Researchers at the University of Oxford have developed a groundbreaking algorithm that can detect hallucinations generated by popular artificial intelligence tools such as ChatGPT, Copilot, and others.
The growing concern over AI hallucinations has led to embarrassing incidents, such as Google’s Gemini suggesting putting glue on pizza and eating rocks. These false information outputs not only limit the effectiveness of these tools but also pose a significant threat to their credibility.
The new algorithm created by Oxford’s computer science experts focuses on semantic entropy, measuring the variation in meaning of AI-generated responses. By asking the AI to answer the same question multiple times and analyzing the responses for consistency, the algorithm can accurately identify when hallucinations occur with an impressive 79% accuracy rate.

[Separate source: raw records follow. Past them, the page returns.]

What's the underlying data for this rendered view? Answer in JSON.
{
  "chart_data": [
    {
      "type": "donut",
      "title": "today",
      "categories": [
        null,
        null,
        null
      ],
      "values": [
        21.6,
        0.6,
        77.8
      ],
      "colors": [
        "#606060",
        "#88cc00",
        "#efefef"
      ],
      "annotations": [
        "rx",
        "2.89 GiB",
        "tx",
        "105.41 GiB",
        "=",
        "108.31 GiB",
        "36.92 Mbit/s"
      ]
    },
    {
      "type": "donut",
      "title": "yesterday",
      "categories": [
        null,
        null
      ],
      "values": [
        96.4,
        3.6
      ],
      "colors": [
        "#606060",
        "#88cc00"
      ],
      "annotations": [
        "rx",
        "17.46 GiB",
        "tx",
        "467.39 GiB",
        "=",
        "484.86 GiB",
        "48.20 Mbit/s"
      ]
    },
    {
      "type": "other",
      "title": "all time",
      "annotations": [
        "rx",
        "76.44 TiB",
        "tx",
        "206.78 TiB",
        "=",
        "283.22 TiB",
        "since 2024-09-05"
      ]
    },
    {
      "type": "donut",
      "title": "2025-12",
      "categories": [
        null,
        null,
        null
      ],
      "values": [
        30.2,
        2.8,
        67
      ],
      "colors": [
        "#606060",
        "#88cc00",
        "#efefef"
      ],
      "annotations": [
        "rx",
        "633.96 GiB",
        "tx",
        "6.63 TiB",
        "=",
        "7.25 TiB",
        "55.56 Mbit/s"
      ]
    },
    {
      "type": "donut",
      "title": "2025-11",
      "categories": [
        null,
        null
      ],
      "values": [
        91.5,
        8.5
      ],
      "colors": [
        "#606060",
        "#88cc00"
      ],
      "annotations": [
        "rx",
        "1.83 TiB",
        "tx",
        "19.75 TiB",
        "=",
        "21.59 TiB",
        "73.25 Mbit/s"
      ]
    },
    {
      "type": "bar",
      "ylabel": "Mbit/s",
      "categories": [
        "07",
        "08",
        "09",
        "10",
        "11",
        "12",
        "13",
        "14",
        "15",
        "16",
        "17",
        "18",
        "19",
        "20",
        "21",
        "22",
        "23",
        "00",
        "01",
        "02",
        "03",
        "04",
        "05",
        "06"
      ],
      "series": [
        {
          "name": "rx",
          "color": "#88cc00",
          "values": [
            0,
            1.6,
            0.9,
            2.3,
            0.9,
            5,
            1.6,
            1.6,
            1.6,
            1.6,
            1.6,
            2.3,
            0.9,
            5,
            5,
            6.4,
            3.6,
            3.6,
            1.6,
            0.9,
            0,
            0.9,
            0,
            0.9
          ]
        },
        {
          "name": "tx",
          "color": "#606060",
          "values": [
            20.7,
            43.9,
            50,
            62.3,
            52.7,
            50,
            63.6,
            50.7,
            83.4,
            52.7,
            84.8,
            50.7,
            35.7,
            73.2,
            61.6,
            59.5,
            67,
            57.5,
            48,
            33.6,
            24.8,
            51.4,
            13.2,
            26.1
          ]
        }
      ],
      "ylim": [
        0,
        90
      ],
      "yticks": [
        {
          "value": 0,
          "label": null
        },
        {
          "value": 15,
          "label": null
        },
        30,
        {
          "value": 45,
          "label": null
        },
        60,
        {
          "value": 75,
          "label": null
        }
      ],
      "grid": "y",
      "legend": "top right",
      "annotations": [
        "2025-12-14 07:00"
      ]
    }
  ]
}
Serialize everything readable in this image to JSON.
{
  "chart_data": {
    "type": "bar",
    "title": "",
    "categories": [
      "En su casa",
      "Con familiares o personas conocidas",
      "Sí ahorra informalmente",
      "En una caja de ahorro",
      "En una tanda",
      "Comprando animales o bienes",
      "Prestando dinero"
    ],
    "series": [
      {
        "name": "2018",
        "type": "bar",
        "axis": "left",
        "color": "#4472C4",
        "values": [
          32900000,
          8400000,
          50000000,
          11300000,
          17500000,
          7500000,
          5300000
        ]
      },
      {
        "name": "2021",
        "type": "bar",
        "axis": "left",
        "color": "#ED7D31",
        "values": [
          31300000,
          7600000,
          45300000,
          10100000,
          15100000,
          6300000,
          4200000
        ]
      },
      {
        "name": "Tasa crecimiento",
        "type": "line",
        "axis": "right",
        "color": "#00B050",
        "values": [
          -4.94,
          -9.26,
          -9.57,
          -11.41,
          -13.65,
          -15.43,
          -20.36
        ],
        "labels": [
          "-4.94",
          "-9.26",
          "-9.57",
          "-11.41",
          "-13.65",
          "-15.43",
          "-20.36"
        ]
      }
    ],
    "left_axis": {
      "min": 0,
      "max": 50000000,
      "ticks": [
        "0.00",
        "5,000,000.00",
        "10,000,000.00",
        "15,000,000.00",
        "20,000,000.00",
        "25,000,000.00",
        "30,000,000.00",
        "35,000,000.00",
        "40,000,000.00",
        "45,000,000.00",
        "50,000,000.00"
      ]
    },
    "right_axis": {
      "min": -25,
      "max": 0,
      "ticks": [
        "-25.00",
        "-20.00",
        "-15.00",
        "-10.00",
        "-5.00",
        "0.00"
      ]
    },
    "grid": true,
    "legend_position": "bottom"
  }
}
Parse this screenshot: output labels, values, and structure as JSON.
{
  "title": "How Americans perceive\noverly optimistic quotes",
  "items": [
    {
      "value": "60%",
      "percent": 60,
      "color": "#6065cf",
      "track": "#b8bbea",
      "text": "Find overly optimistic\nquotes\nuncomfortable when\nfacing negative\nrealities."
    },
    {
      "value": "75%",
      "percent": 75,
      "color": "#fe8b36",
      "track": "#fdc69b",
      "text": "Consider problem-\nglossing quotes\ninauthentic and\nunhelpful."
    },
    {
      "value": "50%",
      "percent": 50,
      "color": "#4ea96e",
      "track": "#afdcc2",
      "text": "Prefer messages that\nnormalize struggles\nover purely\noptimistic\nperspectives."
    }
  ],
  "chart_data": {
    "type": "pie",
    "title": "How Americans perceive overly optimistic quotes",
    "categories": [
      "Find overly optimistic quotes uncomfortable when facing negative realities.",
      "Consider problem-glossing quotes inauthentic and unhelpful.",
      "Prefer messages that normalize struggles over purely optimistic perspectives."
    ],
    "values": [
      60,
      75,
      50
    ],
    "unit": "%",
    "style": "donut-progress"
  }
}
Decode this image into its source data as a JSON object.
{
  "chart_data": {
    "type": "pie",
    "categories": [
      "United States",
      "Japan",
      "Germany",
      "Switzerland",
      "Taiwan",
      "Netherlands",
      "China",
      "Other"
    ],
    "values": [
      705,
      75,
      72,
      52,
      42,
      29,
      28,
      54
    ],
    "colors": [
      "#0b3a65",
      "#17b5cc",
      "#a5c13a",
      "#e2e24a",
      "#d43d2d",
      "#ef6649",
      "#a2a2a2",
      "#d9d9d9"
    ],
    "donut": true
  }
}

This approach represents a significant advancement over existing techniques, which primarily analyze the wording of responses rather than their actual meaning. By honing in on the semantic content, the algorithm can pinpoint hallucinations even in responses that may appear similar in wording.
The development of this AI hallucination detector offers a promising solution to combat the misleading information generated by large language models. With further refinement and implementation, this technology could enhance the accuracy and reliability of AI tools like ChatGPT, Copilot, and others, ultimately improving their usability and credibility in various applications.